Maybe the lyrics of that song are troubling, but apart from the lyrics, the music is merely... melancholy?

Greg Ehrbar said...

"Is That All There Is?" which was a huge hit for Peggy Lee in 1968, has to be one of the most depressing records ever. In fact, some call it the "Suicide Song."

But I think the recording is more sad than the song due to Randy Newman's gut-wrenching string arrangment, especially in the last verse. Moaning, weeping, pleading. Yikes.

(Quick, change the station and see if someone's playing "Shrimp Boats!")

Lorimartian said...

I'm glad you wrote about this, Ken. I probably would have come across it in time, but now I'll seek it out. I can't believe he's 83 years old. From the little I've read, it's so ironic that the mother who regretted his birth inadvertently laid the groundwork for his stunning success when she befriended the Hammerstein family.

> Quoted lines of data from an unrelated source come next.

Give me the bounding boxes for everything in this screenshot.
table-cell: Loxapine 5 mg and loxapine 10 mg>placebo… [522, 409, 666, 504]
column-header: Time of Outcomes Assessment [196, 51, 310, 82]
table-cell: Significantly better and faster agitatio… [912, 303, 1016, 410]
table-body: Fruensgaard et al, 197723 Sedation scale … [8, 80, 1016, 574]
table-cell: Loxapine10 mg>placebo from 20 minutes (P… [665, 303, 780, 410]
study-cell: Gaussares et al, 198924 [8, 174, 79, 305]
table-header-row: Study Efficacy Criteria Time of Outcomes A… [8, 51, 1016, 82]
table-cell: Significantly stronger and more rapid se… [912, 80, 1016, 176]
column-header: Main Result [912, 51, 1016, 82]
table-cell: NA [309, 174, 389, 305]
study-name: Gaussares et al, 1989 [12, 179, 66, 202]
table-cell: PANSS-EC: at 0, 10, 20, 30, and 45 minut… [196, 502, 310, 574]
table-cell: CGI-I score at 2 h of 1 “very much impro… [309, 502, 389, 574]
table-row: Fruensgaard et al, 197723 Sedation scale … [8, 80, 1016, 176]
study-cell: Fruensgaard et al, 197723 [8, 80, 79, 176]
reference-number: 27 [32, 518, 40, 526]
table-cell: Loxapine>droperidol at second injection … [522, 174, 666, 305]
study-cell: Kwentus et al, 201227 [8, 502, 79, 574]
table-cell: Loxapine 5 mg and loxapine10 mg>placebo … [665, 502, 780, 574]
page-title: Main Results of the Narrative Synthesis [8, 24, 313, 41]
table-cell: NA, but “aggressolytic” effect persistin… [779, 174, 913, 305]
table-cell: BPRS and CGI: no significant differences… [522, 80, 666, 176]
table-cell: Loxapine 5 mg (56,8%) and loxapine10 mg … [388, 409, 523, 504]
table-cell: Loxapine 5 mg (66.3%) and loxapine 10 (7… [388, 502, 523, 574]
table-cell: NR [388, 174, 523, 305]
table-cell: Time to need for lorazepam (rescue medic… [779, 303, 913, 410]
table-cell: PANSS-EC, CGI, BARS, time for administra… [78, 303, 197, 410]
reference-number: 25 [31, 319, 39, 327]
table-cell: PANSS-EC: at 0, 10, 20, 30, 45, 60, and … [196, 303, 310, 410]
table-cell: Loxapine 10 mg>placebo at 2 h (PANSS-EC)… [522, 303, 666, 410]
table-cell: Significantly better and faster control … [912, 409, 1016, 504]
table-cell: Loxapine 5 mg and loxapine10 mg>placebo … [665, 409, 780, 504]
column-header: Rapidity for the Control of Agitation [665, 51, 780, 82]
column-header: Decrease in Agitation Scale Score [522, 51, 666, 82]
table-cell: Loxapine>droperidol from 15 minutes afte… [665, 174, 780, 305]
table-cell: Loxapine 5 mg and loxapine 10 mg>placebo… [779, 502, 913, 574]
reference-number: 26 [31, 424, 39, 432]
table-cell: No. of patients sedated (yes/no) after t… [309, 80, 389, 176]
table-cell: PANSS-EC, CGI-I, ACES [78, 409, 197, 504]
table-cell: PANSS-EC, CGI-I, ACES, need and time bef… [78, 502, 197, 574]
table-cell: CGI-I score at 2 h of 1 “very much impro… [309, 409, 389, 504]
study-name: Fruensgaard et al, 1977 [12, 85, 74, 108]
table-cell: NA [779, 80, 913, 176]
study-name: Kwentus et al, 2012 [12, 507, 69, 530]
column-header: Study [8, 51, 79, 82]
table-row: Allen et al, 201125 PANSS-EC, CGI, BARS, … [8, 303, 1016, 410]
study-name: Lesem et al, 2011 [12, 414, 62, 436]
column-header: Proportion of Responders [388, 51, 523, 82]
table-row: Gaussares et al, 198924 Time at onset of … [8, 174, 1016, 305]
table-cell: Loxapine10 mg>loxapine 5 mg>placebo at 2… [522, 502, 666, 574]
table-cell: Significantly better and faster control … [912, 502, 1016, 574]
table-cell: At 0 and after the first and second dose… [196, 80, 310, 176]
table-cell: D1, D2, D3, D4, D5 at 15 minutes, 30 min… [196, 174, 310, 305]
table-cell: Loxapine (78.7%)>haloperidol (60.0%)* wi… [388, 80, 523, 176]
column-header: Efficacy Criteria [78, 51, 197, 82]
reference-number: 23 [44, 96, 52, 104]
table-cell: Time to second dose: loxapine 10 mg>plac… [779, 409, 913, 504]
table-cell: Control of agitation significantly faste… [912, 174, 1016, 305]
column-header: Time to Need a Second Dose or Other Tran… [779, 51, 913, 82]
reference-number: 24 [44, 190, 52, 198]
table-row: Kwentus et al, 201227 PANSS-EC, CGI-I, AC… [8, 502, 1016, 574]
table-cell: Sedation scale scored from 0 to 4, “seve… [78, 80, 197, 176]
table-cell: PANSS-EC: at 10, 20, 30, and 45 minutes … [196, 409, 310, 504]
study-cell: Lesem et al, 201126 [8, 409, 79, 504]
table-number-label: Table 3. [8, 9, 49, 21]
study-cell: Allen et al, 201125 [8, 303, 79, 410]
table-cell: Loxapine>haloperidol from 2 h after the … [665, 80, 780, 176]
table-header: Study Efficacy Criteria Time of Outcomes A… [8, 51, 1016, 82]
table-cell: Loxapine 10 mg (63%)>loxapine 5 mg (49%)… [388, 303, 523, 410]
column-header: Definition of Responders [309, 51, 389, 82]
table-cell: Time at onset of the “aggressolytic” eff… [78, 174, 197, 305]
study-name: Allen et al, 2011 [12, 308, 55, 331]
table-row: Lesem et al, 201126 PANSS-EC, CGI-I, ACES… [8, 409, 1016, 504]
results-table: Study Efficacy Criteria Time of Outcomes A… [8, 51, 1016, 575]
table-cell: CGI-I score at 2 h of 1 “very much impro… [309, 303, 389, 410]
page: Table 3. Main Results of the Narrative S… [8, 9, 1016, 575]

Thanks for calling attention to this program.

jbryant said...

Chris: James Lapine did direct a couple of feature films in the '90s, IMPROMPTU and LIFE WITH MIKEY, both decent. Also a couple of TV movies and an American Playhouse production of his and Sondheim's INTO THE WOODS.

scottmc said...

I don't receive HBO but a movie house in New York is showing it. Twice I have taken my daughter to CD signings at which Sondheim appeared . On both occasions he was very generous and gracious to her. She is only 8 but he made a lifetime impression on her. (Sondheim also made a memorable appearance on 'The Simpsons'.)

joanneinjax said...

Watched this last night and was mesmerized, with the exception of Jarvis whoever. Sondheim was fascinating and the performances - for the most part - were great.

Thanks for reminding me it was on.

SymphonyScott said...

Credit or blame for the Jarvis Cocker "I'm Still Here" segment goes to terrifically talented director Todd Haynes. I'm in the "credit" camp myself -- I thought it was perfectly cast (absolutely agree with Chris above) and wonderfully shot. Loved the whole documentary, in fact. Anyone know if it's Oscar-eligible?

Anonymous said...

Just catching up on this on demand and the "I'm Still Here" portion was by far the most successful segment. It involved actual, non-literal interpretation of the song, not just an easy belt for an already much-loved diva.

rafael storm said...

"...by Jarvis Cocker sung in a decedent pre-war Berlin setting."

Did you mean "decadent"? "Decedent" is a word, but in this context?